Volgare è la ragazzina che se ne va a scuola con il ventre scoperto, il ragazzo che fa la stessa cosa mostrando il sedere e le mutande, l’impiegata che sbatte in faccia agli utenti il petto senza reggiseno, mostrando i capezzoli sotto la maglietta; volgare, oltre che incosciente, è l’automobilista che sorpassa in curva a tutta birra, magari senza neanche scomodarsi a mettere la freccia, per far vedere a tutti quanto è bravo e sfiorando il mezzo altrui, per poi rientrare bruscamente nella corsia di destra e mettere l’altro in serio pericolo; volgare, osceno e ripugnante è lo spettacolo offerto dagli omosessuali in occasione del “gay pride”, quando si esibiscono come travestiti, si abbracciano e si baciano  sulla bocca, ancheggiano, sculettano, simulano il coito.

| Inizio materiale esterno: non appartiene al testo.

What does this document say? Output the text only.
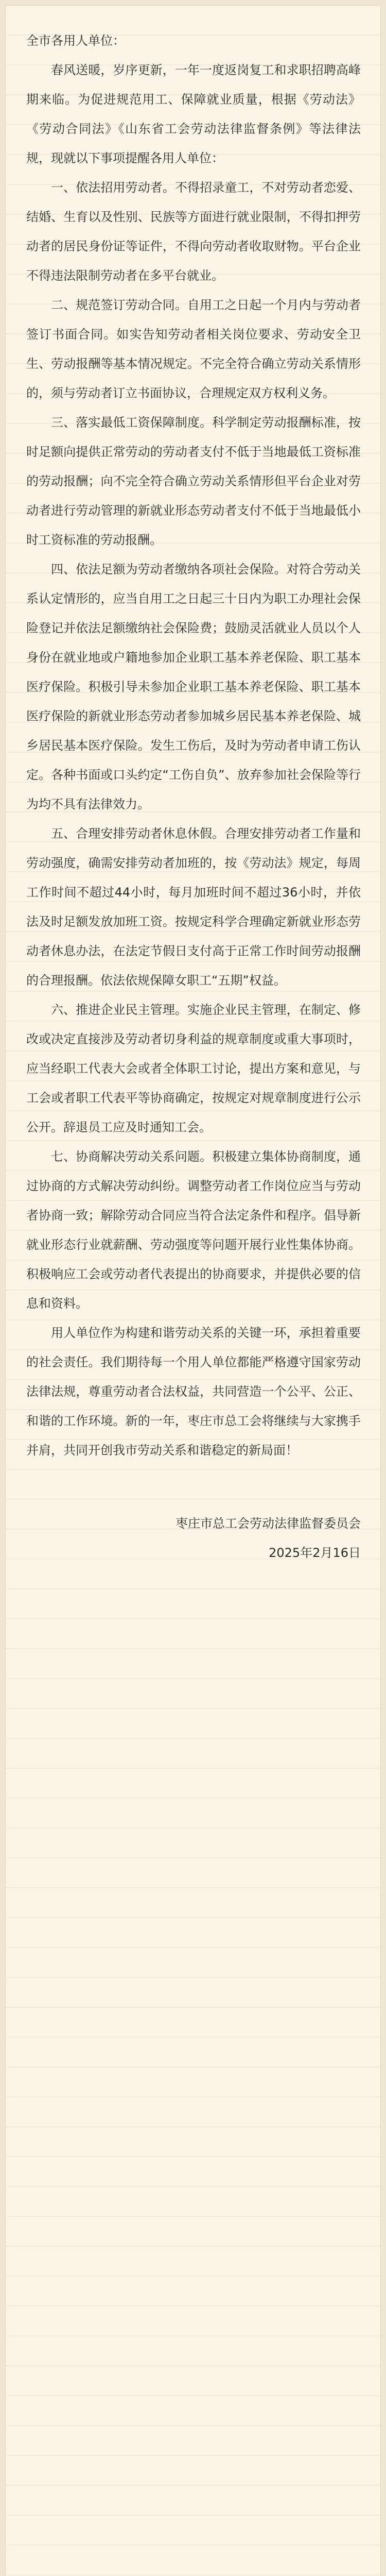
全市各用人单位：

春风送暖，岁序更新，一年一度返岗复工和求职招聘高峰期来临。为促进规范用工、保障就业质量，根据《劳动法》《劳动合同法》《山东省工会劳动法律监督条例》等法律法规，现就以下事项提醒各用人单位：

一、依法招用劳动者。不得招录童工，不对劳动者恋爱、结婚、生育以及性别、民族等方面进行就业限制，不得扣押劳动者的居民身份证等证件，不得向劳动者收取财物。平台企业不得违法限制劳动者在多平台就业。

二、规范签订劳动合同。自用工之日起一个月内与劳动者签订书面合同。如实告知劳动者相关岗位要求、劳动安全卫生、劳动报酬等基本情况规定。不完全符合确立劳动关系情形的，须与劳动者订立书面协议，合理规定双方权利义务。

三、落实最低工资保障制度。科学制定劳动报酬标准，按时足额向提供正常劳动的劳动者支付不低于当地最低工资标准的劳动报酬；向不完全符合确立劳动关系情形但平台企业对劳动者进行劳动管理的新就业形态劳动者支付不低于当地最低小时工资标准的劳动报酬。

四、依法足额为劳动者缴纳各项社会保险。对符合劳动关系认定情形的，应当自用工之日起三十日内为职工办理社会保险登记并依法足额缴纳社会保险费；鼓励灵活就业人员以个人身份在就业地或户籍地参加企业职工基本养老保险、职工基本医疗保险。积极引导未参加企业职工基本养老保险、职工基本医疗保险的新就业形态劳动者参加城乡居民基本养老保险、城乡居民基本医疗保险。发生工伤后，及时为劳动者申请工伤认定。各种书面或口头约定“工伤自负”、放弃参加社会保险等行为均不具有法律效力。

五、合理安排劳动者休息休假。合理安排劳动者工作量和劳动强度，确需安排劳动者加班的，按《劳动法》规定，每周工作时间不超过44小时，每月加班时间不超过36小时，并依法及时足额发放加班工资。按规定科学合理确定新就业形态劳动者休息办法，在法定节假日支付高于正常工作时间劳动报酬的合理报酬。依法依规保障女职工“五期”权益。

六、推进企业民主管理。实施企业民主管理，在制定、修改或决定直接涉及劳动者切身利益的规章制度或重大事项时，应当经职工代表大会或者全体职工讨论，提出方案和意见，与工会或者职工代表平等协商确定，按规定对规章制度进行公示公开。辞退员工应及时通知工会。

七、协商解决劳动关系问题。积极建立集体协商制度，通过协商的方式解决劳动纠纷。调整劳动者工作岗位应当与劳动者协商一致；解除劳动合同应当符合法定条件和程序。倡导新就业形态行业就薪酬、劳动强度等问题开展行业性集体协商。积极响应工会或劳动者代表提出的协商要求，并提供必要的信息和资料。

用人单位作为构建和谐劳动关系的关键一环，承担着重要的社会责任。我们期待每一个用人单位都能严格遵守国家劳动法律法规，尊重劳动者合法权益，共同营造一个公平、公正、和谐的工作环境。新的一年，枣庄市总工会将继续与大家携手并肩，共同开创我市劳动关系和谐稳定的新局面！

枣庄市总工会劳动法律监督委员会

2025年2月16日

Volgare è un certo modo di guardare l’altro, uno sconosciuto, una sconosciuta: spogliandoli con gli occhi, sfidandoli, provocandoli; volgare è un certo modo di prendere il sole in spiaggia, spaparanzandosi addosso ai vicini di ombrellone, tenendo la radiolina a tutto volume, giocando a pallone in mezzo alle persone sdraiate, lasciando che il proprio cane salga sugli asciugamani altrui e infastidisca adulti e bambini; volgare è parlare con una persona mentre si rumina una gomma americana, o si cincischia uno stuzzicadenti all’angolo della bocca, o magari si fanno le bolle con il chewing-gum.

Volgare è parlare mentre uno ci sta già parlando, dandogli sulla voce; non ascoltare l’altro, ma pretendere la sua attenzione; non guardare in viso il proprio interlocutore, oppure nascondere gli occhi dietro delle lenti rifrangenti, in modo che lui non sappia se lo stiamo guardando, e come; volgare è parlare a voce altissima in un luogo pubblico, magari durante una conversazione al telefonino; volgare è anche interrompere il discorso con una persona, perché il proprio cellulare sta squillando, e rispondergli viene prima della più elementare buona educazione.

Volgare è tenere il altissimo il volume della radio, in casa o in automobile, con i finestrini aperti; volgare è suonare il claxon al minimo ritardo dell’automobilista che ci precede; volgare è bagnare i fiori alla finestra senza guardare sotto, magari innaffiando i passanti.

Tutte queste cose sono divenute ormai così diffuse, così comuni, così “normali”, anche se normali non sono, che, se la civiltà del Rinascimento è passata alla storia come la civiltà delle buone maniere, la nostra dovrebbe passare alla storia come la civiltà della cafoneria, della rozzezza e della volgarità erette a sistema.

Le buone o le cattive maniere non sono solo un fatto di educazione, fine a se stesso; sono anche lo specchio di un modo di essere, di una filosofia di vita.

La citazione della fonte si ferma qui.